Over at the New York Times, in a story entitled, Obama’s Immigration Action Reinvigorates Tea Party, Jeremy Peters describes a shift in the Tea Party’s thinking. If Peters should be right, his observation illustrates how the libertarians and the Tea Party differ:
WASHINGTON — In all its fury and unanimity, the response from the right over President Obama’s decision to change immigration policy without the consent of Congress was the manifestation of a major transformation inside the Tea Party.
What started five years ago as a groundswell of conservatives committed to curtailing the reach of the federal government, cutting the deficit and countering the Wall Street wing of the Republican Party has become largely an anti-immigration overhaul movement. The politicians, intellectual leaders and activists who consider themselves part of the Tea Party have redirected their energy from fiscal austerity and small government to stopping any changes that would legitimize people who are here illegally, either through granting them citizenship or legal status….
Libertarianism is concerned with the size of the state, concerned over the power government imperiously wields against ordinary people. Libertarians as I am have been, and always will be, concerned with the size of state power.
Simultaneously, we believe in free, cooperative transactions in capital, goods, and labor. The fewer the restrictions on people, so that they may choose unfettered where they will live, and for whom they will work, the better.

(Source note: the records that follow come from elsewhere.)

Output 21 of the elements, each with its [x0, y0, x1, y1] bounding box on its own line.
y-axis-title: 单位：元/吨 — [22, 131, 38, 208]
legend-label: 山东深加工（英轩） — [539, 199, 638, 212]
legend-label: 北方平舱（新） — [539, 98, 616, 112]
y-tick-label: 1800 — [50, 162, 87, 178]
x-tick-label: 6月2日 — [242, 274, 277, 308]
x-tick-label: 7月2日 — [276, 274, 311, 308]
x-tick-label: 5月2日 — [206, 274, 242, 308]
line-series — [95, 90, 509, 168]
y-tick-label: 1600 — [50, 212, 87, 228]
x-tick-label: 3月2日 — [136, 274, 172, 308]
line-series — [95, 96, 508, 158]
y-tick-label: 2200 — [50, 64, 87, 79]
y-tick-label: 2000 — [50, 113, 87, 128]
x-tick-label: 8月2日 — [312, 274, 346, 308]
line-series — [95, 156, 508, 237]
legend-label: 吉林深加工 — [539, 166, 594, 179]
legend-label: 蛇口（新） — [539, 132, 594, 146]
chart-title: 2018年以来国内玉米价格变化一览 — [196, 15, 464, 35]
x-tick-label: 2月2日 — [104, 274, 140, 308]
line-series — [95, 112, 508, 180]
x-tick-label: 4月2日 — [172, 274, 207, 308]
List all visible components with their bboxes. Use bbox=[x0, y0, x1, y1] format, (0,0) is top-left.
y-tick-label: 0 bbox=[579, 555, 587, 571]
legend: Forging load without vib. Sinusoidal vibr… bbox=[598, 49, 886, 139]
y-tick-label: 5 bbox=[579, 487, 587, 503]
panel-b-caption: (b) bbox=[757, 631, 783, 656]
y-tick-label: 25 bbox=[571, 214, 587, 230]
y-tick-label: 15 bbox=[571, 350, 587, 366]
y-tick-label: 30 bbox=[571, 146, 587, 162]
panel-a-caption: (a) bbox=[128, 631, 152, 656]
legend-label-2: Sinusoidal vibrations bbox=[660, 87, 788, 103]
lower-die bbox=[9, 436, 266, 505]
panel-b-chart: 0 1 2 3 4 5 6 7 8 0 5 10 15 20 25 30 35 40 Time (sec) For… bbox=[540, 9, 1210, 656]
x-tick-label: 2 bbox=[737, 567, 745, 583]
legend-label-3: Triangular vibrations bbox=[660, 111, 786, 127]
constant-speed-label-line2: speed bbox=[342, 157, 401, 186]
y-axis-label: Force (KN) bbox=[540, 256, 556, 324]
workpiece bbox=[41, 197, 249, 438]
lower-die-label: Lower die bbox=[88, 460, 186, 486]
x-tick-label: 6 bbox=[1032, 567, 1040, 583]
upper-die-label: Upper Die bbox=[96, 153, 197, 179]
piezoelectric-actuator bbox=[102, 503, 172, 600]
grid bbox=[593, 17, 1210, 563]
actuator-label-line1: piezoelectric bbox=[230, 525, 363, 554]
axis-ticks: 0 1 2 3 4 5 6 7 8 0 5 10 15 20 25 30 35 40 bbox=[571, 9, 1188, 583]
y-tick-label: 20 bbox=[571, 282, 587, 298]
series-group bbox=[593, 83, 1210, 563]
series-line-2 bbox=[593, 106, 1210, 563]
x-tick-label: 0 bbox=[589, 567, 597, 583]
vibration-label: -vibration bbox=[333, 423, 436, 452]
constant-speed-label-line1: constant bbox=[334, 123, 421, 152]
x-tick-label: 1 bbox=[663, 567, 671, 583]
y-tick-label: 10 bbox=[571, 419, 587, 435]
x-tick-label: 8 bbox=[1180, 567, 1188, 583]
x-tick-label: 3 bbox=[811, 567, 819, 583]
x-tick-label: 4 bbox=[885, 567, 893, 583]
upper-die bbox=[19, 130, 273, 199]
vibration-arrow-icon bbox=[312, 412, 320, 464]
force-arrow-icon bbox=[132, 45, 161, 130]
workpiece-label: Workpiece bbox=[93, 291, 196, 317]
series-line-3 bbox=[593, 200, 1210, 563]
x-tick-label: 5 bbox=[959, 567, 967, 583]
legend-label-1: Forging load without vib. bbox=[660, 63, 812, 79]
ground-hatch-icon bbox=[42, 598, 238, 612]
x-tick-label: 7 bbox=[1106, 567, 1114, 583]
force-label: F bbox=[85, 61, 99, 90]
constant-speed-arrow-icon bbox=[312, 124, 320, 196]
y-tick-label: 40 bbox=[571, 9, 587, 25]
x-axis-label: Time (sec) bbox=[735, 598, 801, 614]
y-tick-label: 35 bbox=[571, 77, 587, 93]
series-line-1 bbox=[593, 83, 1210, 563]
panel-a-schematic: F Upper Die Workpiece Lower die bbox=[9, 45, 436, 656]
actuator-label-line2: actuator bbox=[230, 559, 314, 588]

We don’t think these principles are right because we believe in them; we believe in these principles because we think they are right.
Conservatives, Republicans, Tea Party members, etc., may find anti-immigration positions their new cause, their new reason for being.
By contrast, libertarians have no new cause, no new idea – we have the old and enduring idea that people should be free to the greatest extent possible, and that the state should be small so that it can afflict people only to the smallest extent possible.
Conservatives, Republicans, and Tea Party members couch restrictions against an immigration amnesty as simply defending the rule of law. (Yet, in the immediate case, Pres. Obama has, by law, the same right to grant this amnesty as Presidents Reagan and George W. Bush had when they granted amnesties during their administrations.)
Libertarians are clear, however, that the justice of the rule of law requires a conviction that the laws being defended are just. Poll taxes and laws against interracial marriage once received a rule-of-law defense, as did even worse laws from Antiquity to the Antebellum South for the establishment of slavery.
These laws never were, and could never be, worthy of defense. In their own time or any other time, they were morally wrong although formally promulgated.
Our conservative, Republican, or Tea Party friends may have a new crusade, but we should reject the inclination to follow them. We have an old-yet-timeless philosophy of freedom, needing no modification over immigration policy.